DTaaS Overview

What is a Data Trust

DTaaS is a platform for building Data Trusts, and a Data Trust contains Data Assets and Services and Applications built to consume and produce those Data Assets. A Data Asset in DTaaS is any arbitrary data that is exposed to some set of consumers with some API. This means that Data Assets are really code that knows how to store/access data, and that data may live somewhere else.

The important distinction between a Data Trust and any other distributed system is the granular visibility and control of data assets and derived data assets that is independent of the Application that generated them. Because DTaaS is a platform for building Data Trusts, it does not define what Data Assets are, but instead provides the architecture necessary to define what they are and how they can be used. This allows Applications to be written for DTaaS that expose arbitrary functionality to users, but still be able to grant users visibility into their data assets independently of the Application that created and manages them. DTaaS decouples the problem of cataloging, managing, and sharing data assets from the problem of generating, viewing, and interacting with them. The former set of problems are managed by DTaaS and the later are left up to Applications to implement.

Object Model

DTaaS has a graph-based object model that can be used to model arbitrary application domains and apply access control to the objects in that domain. This abstract model is reified into a few pre-defined object types that we provide an SDK for that allows for further domain-specific implementation on top of those concepts.

The basic building blocks revolve around Kubernetes concepts.

DTaaS Architecture

Prototypes are Docker Images that are pushed into a registry provided by DTaaS, and then registered with DTaaS. Once a Prototype exists, Servables can be created from that Prototype. A Servable is an instantiation of the Prototype, usually with some additional context that the Prototype needs in order to run. For example, a ML Model Prototype might contain an implementation of an algorithm, plus an HTTP interface that allows for the input of an example, and outputs a predicted value, but is probably missing the model weights. A Servable of that same Model would contain training weights as the context. Once a Servable exists, it can run, which creates an Instance of that Servable, and an actual Pod in Kubernetes, along with a Service to expose it.

Servables can be used to model data assets and computation.
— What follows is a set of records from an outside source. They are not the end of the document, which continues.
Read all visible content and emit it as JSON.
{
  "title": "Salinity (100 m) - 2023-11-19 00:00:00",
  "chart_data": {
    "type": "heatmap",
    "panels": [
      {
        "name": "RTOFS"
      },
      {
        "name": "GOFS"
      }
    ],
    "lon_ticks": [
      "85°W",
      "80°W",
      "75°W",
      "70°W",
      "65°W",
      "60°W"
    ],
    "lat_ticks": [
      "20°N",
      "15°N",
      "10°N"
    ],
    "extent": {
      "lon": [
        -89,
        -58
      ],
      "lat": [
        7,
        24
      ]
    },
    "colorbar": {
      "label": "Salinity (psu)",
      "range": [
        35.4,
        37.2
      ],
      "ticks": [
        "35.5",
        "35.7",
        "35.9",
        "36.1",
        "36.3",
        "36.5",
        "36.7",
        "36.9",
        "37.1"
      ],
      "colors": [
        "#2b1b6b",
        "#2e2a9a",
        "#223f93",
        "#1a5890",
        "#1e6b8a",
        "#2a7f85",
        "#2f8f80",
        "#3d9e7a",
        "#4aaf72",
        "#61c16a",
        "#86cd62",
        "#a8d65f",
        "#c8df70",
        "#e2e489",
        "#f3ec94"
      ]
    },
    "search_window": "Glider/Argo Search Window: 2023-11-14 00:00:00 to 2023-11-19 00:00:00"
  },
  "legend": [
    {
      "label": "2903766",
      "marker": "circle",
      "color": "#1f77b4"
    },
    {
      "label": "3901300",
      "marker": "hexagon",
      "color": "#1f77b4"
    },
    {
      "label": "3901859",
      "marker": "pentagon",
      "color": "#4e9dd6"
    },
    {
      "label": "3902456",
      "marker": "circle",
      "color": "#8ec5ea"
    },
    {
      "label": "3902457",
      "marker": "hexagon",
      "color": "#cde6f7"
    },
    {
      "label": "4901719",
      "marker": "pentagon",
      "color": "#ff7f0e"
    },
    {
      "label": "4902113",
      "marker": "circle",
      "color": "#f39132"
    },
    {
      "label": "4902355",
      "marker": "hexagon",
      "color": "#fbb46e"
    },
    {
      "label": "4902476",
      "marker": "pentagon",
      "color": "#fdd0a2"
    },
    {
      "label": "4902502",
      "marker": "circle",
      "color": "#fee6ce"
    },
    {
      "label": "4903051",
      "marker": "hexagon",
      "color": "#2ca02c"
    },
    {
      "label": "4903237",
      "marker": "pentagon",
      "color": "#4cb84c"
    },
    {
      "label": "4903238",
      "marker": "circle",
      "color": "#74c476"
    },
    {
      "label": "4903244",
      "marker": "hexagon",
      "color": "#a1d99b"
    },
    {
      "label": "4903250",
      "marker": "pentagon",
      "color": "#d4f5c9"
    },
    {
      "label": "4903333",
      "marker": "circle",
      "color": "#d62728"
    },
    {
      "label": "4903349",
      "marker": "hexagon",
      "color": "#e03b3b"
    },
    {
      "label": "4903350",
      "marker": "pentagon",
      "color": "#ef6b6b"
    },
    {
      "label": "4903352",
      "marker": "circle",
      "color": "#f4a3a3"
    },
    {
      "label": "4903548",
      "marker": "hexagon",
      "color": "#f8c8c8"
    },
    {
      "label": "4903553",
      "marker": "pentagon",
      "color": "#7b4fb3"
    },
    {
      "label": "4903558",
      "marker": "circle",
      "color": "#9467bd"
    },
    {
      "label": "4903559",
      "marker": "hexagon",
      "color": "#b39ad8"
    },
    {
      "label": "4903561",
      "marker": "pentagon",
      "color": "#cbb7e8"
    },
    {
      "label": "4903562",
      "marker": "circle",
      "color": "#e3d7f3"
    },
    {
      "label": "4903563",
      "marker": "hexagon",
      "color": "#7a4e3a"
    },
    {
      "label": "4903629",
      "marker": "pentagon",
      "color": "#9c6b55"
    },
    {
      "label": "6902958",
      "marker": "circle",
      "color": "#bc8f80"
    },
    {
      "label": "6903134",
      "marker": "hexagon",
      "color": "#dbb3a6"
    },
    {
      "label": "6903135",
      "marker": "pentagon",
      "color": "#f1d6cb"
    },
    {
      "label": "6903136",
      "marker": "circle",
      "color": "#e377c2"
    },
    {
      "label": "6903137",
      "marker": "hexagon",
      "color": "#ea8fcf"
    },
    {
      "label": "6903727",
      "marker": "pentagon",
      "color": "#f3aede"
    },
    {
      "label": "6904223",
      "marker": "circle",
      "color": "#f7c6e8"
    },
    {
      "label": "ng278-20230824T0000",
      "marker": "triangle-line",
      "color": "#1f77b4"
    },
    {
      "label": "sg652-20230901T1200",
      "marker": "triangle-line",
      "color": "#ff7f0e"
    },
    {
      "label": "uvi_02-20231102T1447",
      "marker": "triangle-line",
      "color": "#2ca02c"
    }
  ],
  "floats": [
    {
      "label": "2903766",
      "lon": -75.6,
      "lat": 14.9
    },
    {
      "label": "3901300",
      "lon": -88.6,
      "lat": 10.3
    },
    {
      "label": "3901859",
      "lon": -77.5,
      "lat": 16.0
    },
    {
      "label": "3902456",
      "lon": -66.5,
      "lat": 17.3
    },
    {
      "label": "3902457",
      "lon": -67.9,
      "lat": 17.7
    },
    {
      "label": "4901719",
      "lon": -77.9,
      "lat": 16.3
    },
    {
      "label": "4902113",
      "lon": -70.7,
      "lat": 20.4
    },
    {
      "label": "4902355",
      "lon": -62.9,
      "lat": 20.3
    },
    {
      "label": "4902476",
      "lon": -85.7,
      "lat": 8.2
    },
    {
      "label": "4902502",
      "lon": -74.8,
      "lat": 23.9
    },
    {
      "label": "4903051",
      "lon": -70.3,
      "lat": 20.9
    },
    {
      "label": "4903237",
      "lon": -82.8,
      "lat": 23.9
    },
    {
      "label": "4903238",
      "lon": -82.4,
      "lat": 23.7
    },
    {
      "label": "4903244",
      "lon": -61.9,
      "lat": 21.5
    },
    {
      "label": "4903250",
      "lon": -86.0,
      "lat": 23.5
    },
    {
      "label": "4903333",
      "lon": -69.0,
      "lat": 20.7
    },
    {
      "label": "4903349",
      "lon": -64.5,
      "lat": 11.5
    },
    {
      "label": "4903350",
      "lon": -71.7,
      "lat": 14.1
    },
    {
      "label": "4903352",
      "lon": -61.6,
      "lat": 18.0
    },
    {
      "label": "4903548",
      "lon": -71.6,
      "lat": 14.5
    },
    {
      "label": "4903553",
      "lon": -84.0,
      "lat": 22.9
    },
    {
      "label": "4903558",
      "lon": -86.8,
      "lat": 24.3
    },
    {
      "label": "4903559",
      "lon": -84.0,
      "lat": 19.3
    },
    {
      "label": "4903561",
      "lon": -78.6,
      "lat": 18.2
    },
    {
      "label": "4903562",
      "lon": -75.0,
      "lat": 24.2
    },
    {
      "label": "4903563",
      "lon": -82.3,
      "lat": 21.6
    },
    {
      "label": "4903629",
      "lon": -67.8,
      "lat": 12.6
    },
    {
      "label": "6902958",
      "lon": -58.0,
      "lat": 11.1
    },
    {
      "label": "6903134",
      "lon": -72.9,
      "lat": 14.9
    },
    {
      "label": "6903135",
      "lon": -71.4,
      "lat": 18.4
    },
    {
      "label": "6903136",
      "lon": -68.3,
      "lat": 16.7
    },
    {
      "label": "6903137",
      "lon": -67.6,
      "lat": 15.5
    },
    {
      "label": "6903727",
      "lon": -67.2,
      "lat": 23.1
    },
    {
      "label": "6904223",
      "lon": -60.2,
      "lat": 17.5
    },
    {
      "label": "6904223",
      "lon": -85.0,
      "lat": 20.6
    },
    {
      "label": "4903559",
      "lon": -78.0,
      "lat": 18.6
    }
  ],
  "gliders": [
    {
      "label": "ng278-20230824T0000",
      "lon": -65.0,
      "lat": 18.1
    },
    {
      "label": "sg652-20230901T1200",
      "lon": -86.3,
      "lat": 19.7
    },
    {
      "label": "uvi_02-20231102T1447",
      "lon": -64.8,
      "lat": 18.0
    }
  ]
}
Data assets are Services that expose an HTTP interface and some API to access the resource, and computation is a Pod that runs some task to completion and then exits.

Authentication and Authorization happens at the HTTP layer in communication with and between Servables. OAuth2 is used to obtain authorization to resources, and OpenID Connect is used to authenticate that access. DTaaS provides an implementation of these protocols and can federate across DTaaS nodes.

Access Control

Access control is represented as abstract Capabilities on objects that are enforced at the HTTP layer. Whenever an HTTP request is made to a DTaaS API or to a Servable, we intercept the request and evaluate whether or not the request is allowed based on the Capabilities that the entity making the request has.

Granular Capabilities are available for DTaaS APIs, and for Servables there is a generic Request Capability that determines whether or not an entity is allowed to make HTTP requests to a Servable or not. Granular access control for Servables is not something we provide, but can be implemented within a Servable manually. DTaaS provides an OpenID Connect compliant Identity Provider that can be used by Servables to authenticate the Identity behind an HTTP request, and from there arbitrary access control semantics can be implemented.

Users can delegate Capabilities in a revocable manner to other Users using a Trust.


The core utility of a Data Trust relies on the ability to securely Federate access to data assets across multiple nodes in a network. These nodes are co-located with data that must stay in place, with Servables working to offer access controlled, proxied access to that data to other Servables on the network. This can be accomplished either by using a Servable to expose the data via some API, or by pushing computation to the data and creating a derived Servable from the data.

DTaaS Domain Architecture

Each DTaaS node is a gateway into a Data Trust Domain (dtDomain). Users of a particular node can have Capabilities on objects that exist on other nodes, and users can grant Capabilities to other users that exist on other nodes. Objects that exist on other DTaaS nodes are available via local APIs and proxies, and interaction with those objects works the same way regardless of which node actually runs the object.

Any DTaaS node can Federate with other nodes to create a dtDomain, but a node can only be a member of one dtDomain at a time.